Local OEMs can and should leverage their decades of institutional knowledge in the local market, and instructive and intimate understanding of the automotive market and what constitutes a sea-change or merely a tidal change.
We need to put our customers first, listening to their feedback, and integrate it into engineering decisions to improve future vehicle quality and customer service. We need to raise the bar on quality standards at every stage of design, manufacturing and service, ensuring our vehicles and service experience live up to Ford’s promise of durability and reliability.
If that sounds like a platitude, the reality is that for local OEMs to remain sustainable we must ensure that “good enough” isn’t acceptable and that we deliver excellence at every customer touchpoint.
Local OEMs can and should leverage their decades of institutional knowledge in the local market, and instructive and intimate understanding of the automotive market and what constitutes a sea-change or merely a tidal change. In the case of Ford Motor Company of SA that includes knowledge gleaned from more than a century of building Ford in here, starting with the Model Ts in 1924; the first Ford manufacturing operation in Africa.

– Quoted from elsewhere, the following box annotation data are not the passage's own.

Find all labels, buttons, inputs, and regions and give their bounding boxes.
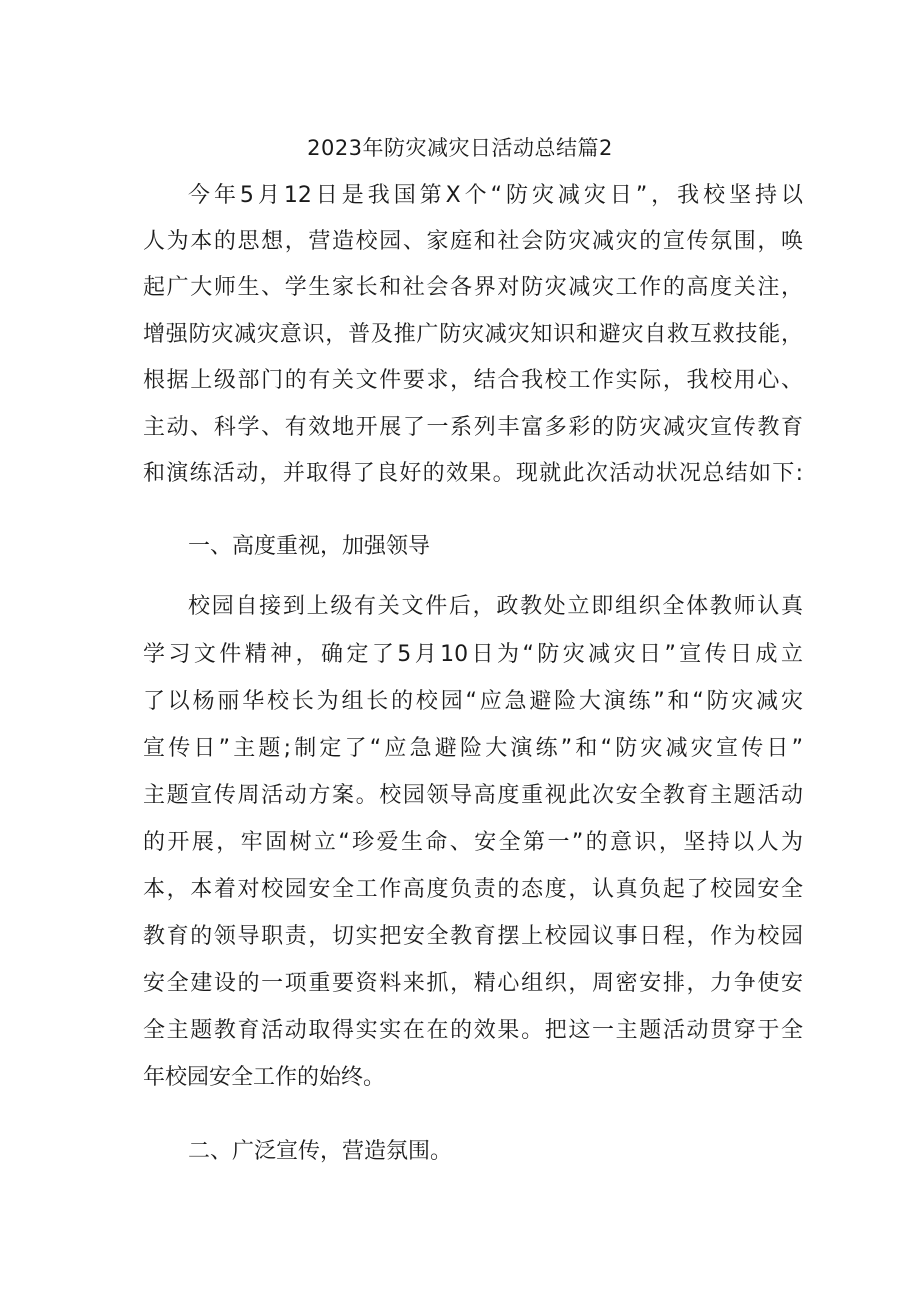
- paragraph-line: 校园自接到上级有关文件后，政教处立即组织全体教师认真: [188, 594, 803, 619]
- paragraph-line: 根据上级部门的有关文件要求，结合我校工作实际，我校用心、: [143, 368, 803, 393]
- section-heading: 二、广泛宣传，营造氛围。: [188, 1139, 453, 1164]
- paragraph-line: 人为本的思想，营造校园、家庭和社会防灾减灾的宣传氛围，唤: [143, 229, 803, 254]
- paragraph-line: 起广大师生、学生家长和社会各界对防灾减灾工作的高度关注，: [143, 275, 803, 300]
- paragraph-line: 宣传日”主题;制定了“应急避险大演练”和“防灾减灾宣传日”: [143, 736, 803, 761]
- paragraph-line: 全主题教育活动取得实实在在的效果。把这一主题活动贯穿于全: [143, 1018, 803, 1043]
- paragraph-line: 年校园安全工作的始终。: [143, 1065, 386, 1090]
- paragraph-line: 学习文件精神，确定了5月10日为“防灾减灾日”宣传日成立: [143, 642, 803, 667]
- paragraph-line: 主动、科学、有效地开展了一系列丰富多彩的防灾减灾宣传教育: [143, 415, 803, 440]
- paragraph-line: 的开展，牢固树立“珍爱生命、安全第一”的意识，坚持以人为: [143, 830, 803, 855]
- paragraph-line: 教育的领导职责，切实把安全教育摆上校园议事日程，作为校园: [143, 924, 803, 949]
- paragraph-line: 主题宣传周活动方案。校园领导高度重视此次安全教育主题活动: [143, 783, 803, 808]
- paragraph-line: 今年5月12日是我国第X个“防灾减灾日”，我校坚持以: [188, 183, 803, 208]
- document-title: 2023年防灾减灾日活动总结篇2: [307, 136, 613, 160]
- paragraph-line: 本，本着对校园安全工作高度负责的态度，认真负起了校园安全: [143, 877, 803, 902]
- paragraph-line: 安全建设的一项重要资料来抓，精心组织，周密安排，力争使安: [143, 971, 803, 996]
- section-heading: 一、高度重视，加强领导: [188, 534, 431, 559]
- paragraph-line: 和演练活动，并取得了良好的效果。现就此次活动状况总结如下:: [143, 461, 803, 486]
- paragraph-line: 增强防灾减灾意识，普及推广防灾减灾知识和避灾自救互救技能，: [143, 322, 803, 347]
- paragraph-line: 了以杨丽华校长为组长的校园“应急避险大演练”和“防灾减灾: [143, 689, 803, 714]
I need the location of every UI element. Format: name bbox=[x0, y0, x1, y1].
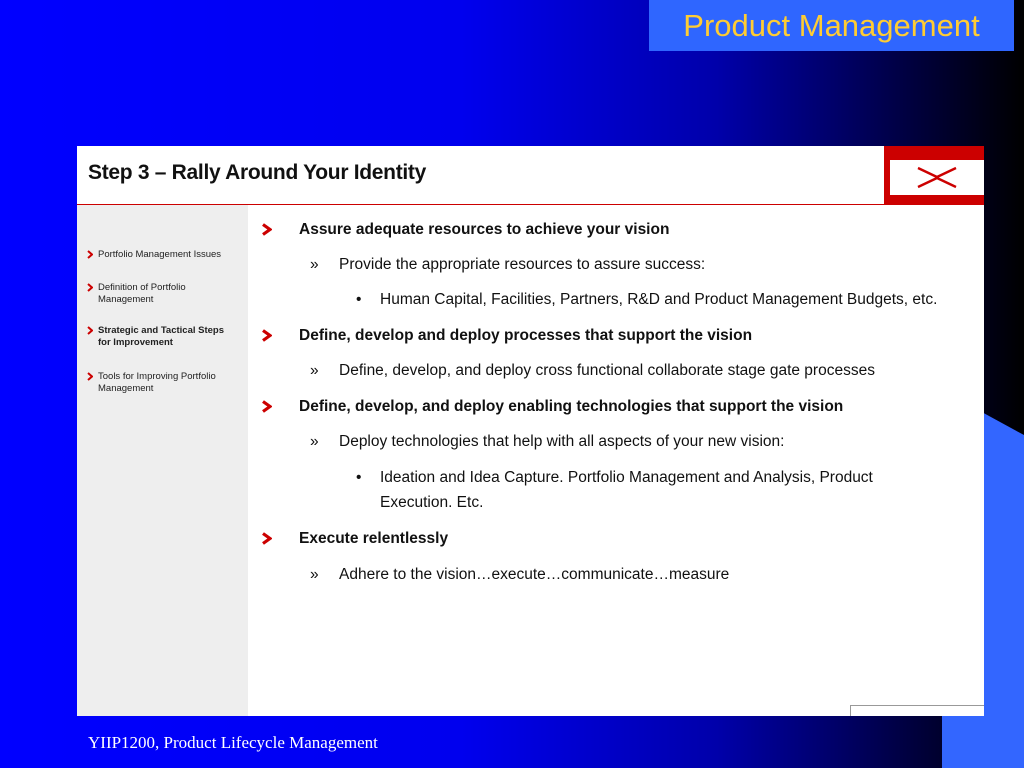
sidebar-item-portfolio-issues: Portfolio Management Issues bbox=[87, 249, 237, 261]
slide-title: Step 3 – Rally Around Your Identity bbox=[88, 161, 426, 184]
list-item: » Adhere to the vision…execute…communicate…measure bbox=[310, 566, 730, 583]
list-item: Execute relentlessly bbox=[261, 526, 448, 551]
footer-text: YIIP1200, Product Lifecycle Management bbox=[88, 733, 378, 752]
list-item: Assure adequate resources to achieve your vision bbox=[261, 217, 669, 242]
sidebar-item-tools: Tools for Improving Portfolio Management bbox=[87, 371, 237, 395]
list-item: • Human Capital, Facilities, Partners, R&D and Product Management Budgets, etc. bbox=[356, 291, 938, 308]
red-chevron-icon bbox=[261, 223, 272, 236]
corner-frame bbox=[850, 705, 984, 716]
slide-sidebar bbox=[77, 205, 248, 716]
red-chevron-icon bbox=[261, 532, 272, 545]
list-item: » Define, develop, and deploy cross functional collaborate stage gate processes bbox=[310, 362, 875, 379]
sidebar-item-strategic-steps: Strategic and Tactical Steps for Improvement bbox=[87, 325, 237, 349]
red-chevron-icon bbox=[261, 400, 272, 413]
slide-header bbox=[77, 146, 984, 205]
red-chevron-icon bbox=[261, 329, 272, 342]
red-chevron-icon bbox=[87, 372, 93, 381]
red-chevron-icon bbox=[87, 283, 93, 292]
red-chevron-icon bbox=[87, 326, 93, 335]
presentation-title: Product Management bbox=[649, 0, 1014, 51]
list-item: » Provide the appropriate resources to assure success: bbox=[310, 256, 706, 273]
list-item: » Deploy technologies that help with all aspects of your new vision: bbox=[310, 433, 785, 450]
logo bbox=[884, 146, 984, 204]
red-x-logo-icon bbox=[890, 160, 984, 195]
sidebar-item-definition: Definition of Portfolio Management bbox=[87, 282, 237, 306]
list-item: • Ideation and Idea Capture. Portfolio Management and Analysis, Product Execution. Etc. bbox=[356, 469, 873, 511]
list-item: Define, develop, and deploy enabling technologies that support the vision bbox=[261, 394, 843, 419]
list-item: Define, develop and deploy processes that support the vision bbox=[261, 323, 752, 348]
red-chevron-icon bbox=[87, 250, 93, 259]
slide-image bbox=[77, 146, 984, 716]
slide-content bbox=[248, 205, 984, 716]
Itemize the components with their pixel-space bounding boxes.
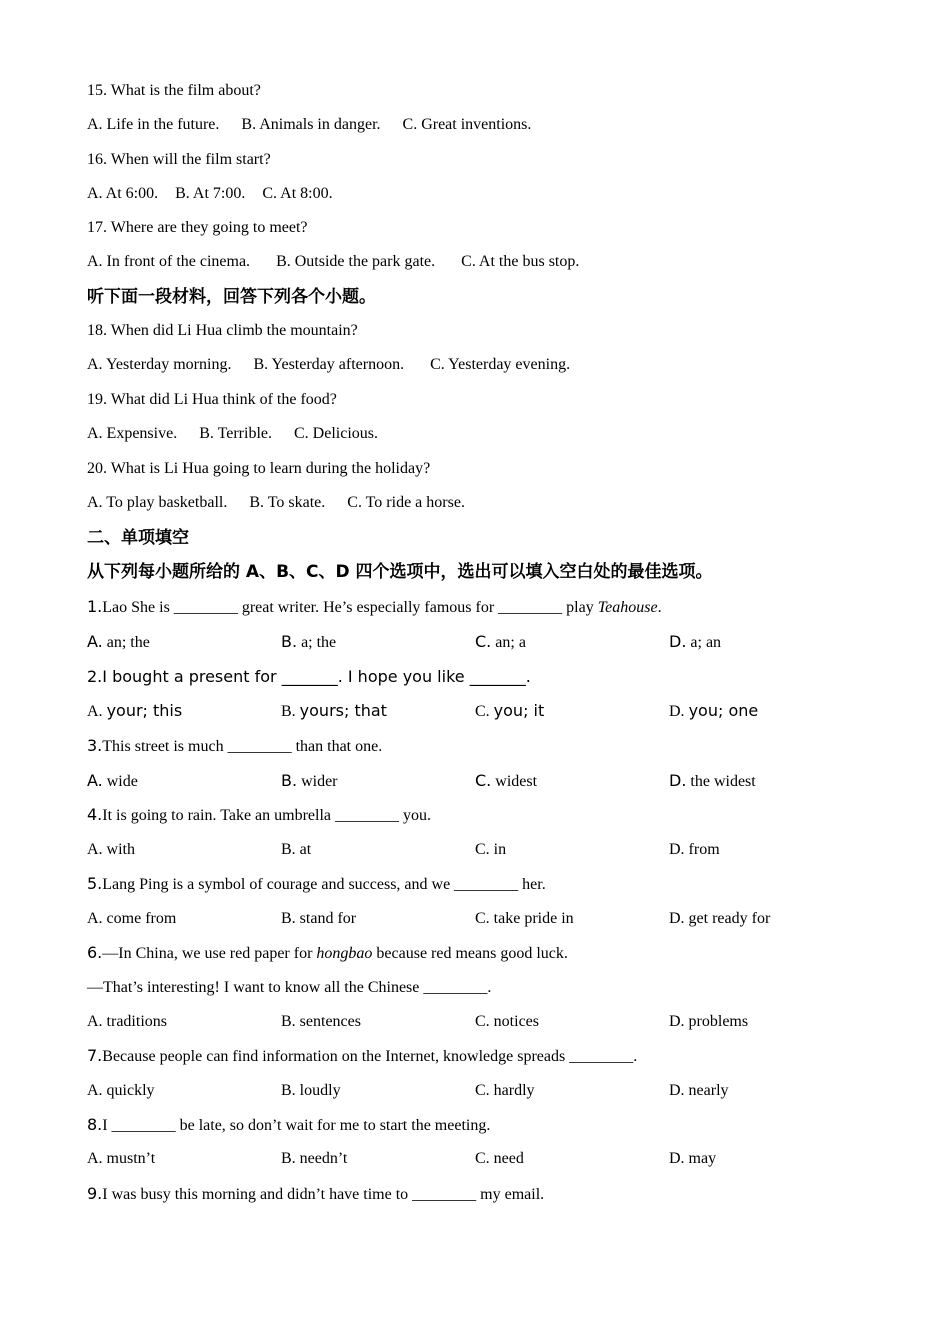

That long-standing commitment is manifest in, for example, Ford’s local dealership network investment of almost R1bn over the next three years, on rightsizing facilities, optimising location, improving digital readiness, and upgrading after-sales infrastructure to better serve today’s tech-savvy, time-conscious customer. It’s a significant undertaking encompassing 118 facilities across SA, Botswana, Namibia and Eswatini, and in tune with changing global retail trends and designed to future-proof the brand, its dealer network and ultimately the customer experience.
A major driver of this investment is the understanding that there are interesting times ahead for OEMs, where leaders and their teams will be required to follow the adage “Focus on impact, not just effort.” It’s a deceptively simple principle that I wish I could teach my younger self: prioritise what truly moves the needle, whether it’s improving key performance indicators, accelerating issue resolution or enhancing the customer experience. Speak up and challenge inefficiencies. Just because something has “always been done a certain way” doesn’t mean it’s the best way.
Take ownership, even beyond your role. If something is broken, step up and fix it, regardless of whose responsibility it is. Balance speed with excellence. Sometimes perfect slows you down, but fast without quality creates bigger problems. It’s easy to get caught up in working hard, attending meetings and solving problems. But the real question is whether we are driving meaningful change and adding value. And, underpinning that: are our strategic decisions guided by data rather than “How we’ve always done things”?
The automotive sector has never been a haven for the faint-hearted, but local OEMs can and must leverage our legacy of a good reputation, a well-established dealer footprint and decades of experience in the local market. We must capitalise on our decades-long relationships with local customers, which present a powerful advantage over market newcomers.
Are we always excellent? No. Do we need to be? Of course. But excellence all the time — unless driven by data and systems — simply isn’t possible. Time to buckle up.
• Heunis is service engineering & operations director for Ford Motor Company of Southern Africa.